通过网络抓取python加载多个页面

时间:2020-06-20 12:04:50

标签: python for-loop web-scraping

我为网络抓取编写了python代码,以便可以从flipkart导入数据。
我需要加载多个页面,以便可以导入许多产品,但是现在只有1个产品页面即将出现。

from urllib.request import urlopen as uReq
from requests import get
from bs4 import BeautifulSoup as soup
import tablib 


my_url = 'https://www.xxxxxx.com/food-processors/pr?sid=j9e%2Cm38%2Crj3&page=1'

uClient2 = uReq(my_url)
page_html = uClient2.read()
uClient2.close()

page_soup = soup(page_html, "html.parser")

containers11 = page_soup.findAll("div",{"class":"_3O0U0u"}) 

filename = "FoodProcessor.csv"
f = open(filename, "w", encoding='utf-8-sig')
headers = "Product, Price, Description \n"
f.write(headers)

for container in containers11:
    title_container = container.findAll("div",{"class":"_3wU53n"})
    product_name = title_container[0].text

    price_con = container.findAll("div",{"class":"_1vC4OE _2rQ-NK"})
    price = price_con[0].text



    description_container = container.findAll("ul",{"class":"vFw0gD"})
    product_description = description_container[0].text


    print("Product: " + product_name)
    print("Price: " + price)
    print("Description" + product_description)
    f.write(product_name + "," + price.replace(",","") +"," + product_description +"\n")

f.close()

3 个答案:

答案 0 :(得分:1)

您必须检查下一页按钮是否存在。如果是,则返回True,转到下一页并开始抓取;如果否,则返回False,然后移至下一个容器。首先检查该按钮的类名称。

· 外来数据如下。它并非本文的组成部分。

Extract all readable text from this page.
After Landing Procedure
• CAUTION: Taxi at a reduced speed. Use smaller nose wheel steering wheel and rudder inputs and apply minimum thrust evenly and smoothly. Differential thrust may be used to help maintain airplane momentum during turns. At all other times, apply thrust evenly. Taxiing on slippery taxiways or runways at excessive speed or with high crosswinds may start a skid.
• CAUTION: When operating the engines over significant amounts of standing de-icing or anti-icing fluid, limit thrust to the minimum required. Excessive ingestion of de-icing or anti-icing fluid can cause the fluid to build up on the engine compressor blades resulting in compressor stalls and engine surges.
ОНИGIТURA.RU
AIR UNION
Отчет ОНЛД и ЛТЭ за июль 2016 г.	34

# to check if a pagination exists on the page:
    
    def go_next_page():
        try:
            button = driver.find_element_by_xpath('//a[@class="<class name>"]')
            return True, button
        except NoSuchElementException:
            return False, None

答案 1 :(得分:0)

您首先可以获取可用的页面数,然后为每个页面进行迭代并分别解析数据。

就像您更改页面的URL一样

  • 'https://www.flipkart.com/food-processors/pr?sid=j9e%2Cm38%2Crj3&page=1'指向第1页
  • 'https://www.flipkart.com/food-processors/pr?sid=j9e%2Cm38%2Crj3&page=2'指向第2页

答案 2 :(得分:0)

try:
        next_btn = driver.find_element_by_xpath("//a//span[text()='Next']")
        next_btn.click()
    except ElementClickInterceptedException as ec: 
        classes = "_3ighFh"
        overlay = driver.find_element_by_xpath("(//div[@class='{}'])[last()]".format(classes))
        driver.execute_script("arguments[0].style.visibility = 'hidden'",overlay)
        next_btn = driver.find_element_by_xpath("//a//span[text()='Next']")
        next_btn.click()
    
    except Exception as e:
        print(str(e.msg()))
        break
except TimeoutException:
    print("Page Timed Out")

driver.quit()